Thermal-hydraulic performance of zigzag channels with Bending number below unity for printed circuit heat exchanger

Abstract

• A dimensionless number is proposed for characterizing the bending of zigzag channel. • Zigzag channel with Bending number below unity is studied experimentally. • Empirical correlations are obtained for friction factor and Nusselt number. • Thermal-hydraulic performance of the tested zigzag channel is obtained. Zigzag-channel printed circuit heat exchanger is one of the leading candidates for the pre-cooler of supercritical carbon dioxide Brayton cycle.
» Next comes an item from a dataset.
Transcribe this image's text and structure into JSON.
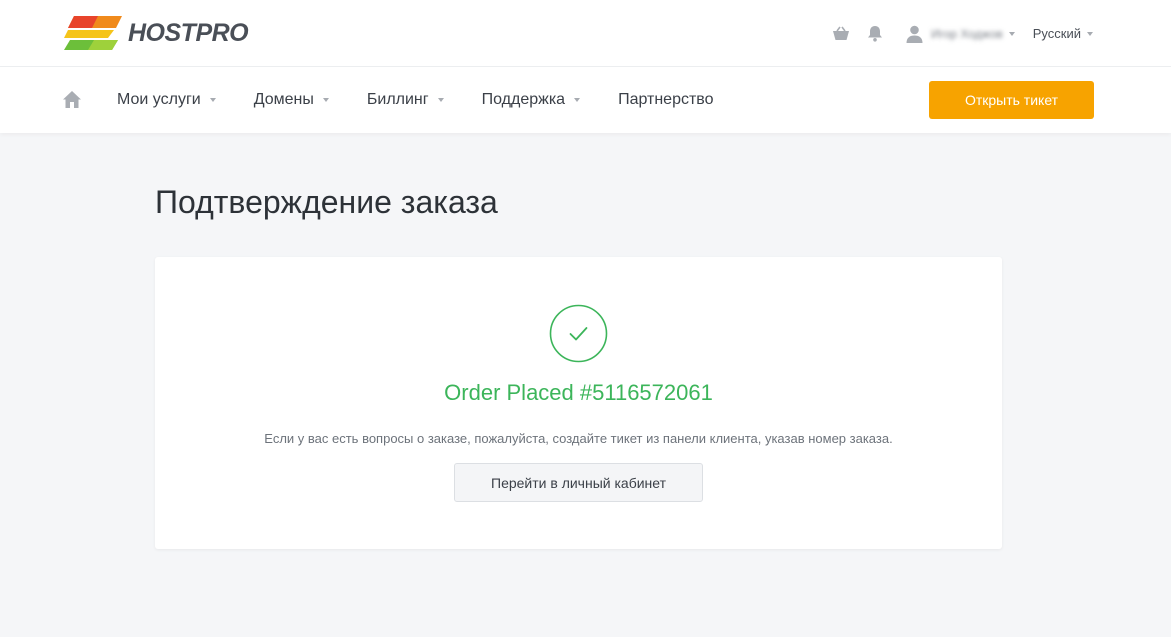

A dimensionless number, Bending number, is newly proposed to characterize the bending amplitude of zigzag channels in printed circuit heat exchanger. The existing studies are examined with the help of Bending number and it is found that the thermal-hydraulic performance of zigzag channels with Bending number below unity has not been investigated. To remedy this situation, the thermal-hydraulic performance of zigzag channels with Bending number 0.49 is tested. Experimental result shows an enhancement in convective heat transfer of supercritical carbon dioxide at its pseudo-critical zone. It is also found that there is no obvious transition from laminar flow to turbulent flow within Reynolds number 1560-45700. Flow and heat transfer correlations for the tested zigzag channels are proposed. The new developed Fanning friction factor correlation predicts almost 100 % of the experimental data within ±20 % error band, and the new developed heat transfer correlation predicts 78.6 % of the experimental data within ±25 % error band. Comparison with Ngo’s correlations, Kim’s correlations, and Saeed’s correlations demonstrates that both Fanning friction factor and Nusselt number are higher with larger Bending number. Analysis of the thermal-hydraulic performance, (Nu/Nu 0 )/(f/f 0 ) 1/3 , of the tested zigzag channels shows that its combined performance is improved obviously compared with straight channels when both Re and Pr are large.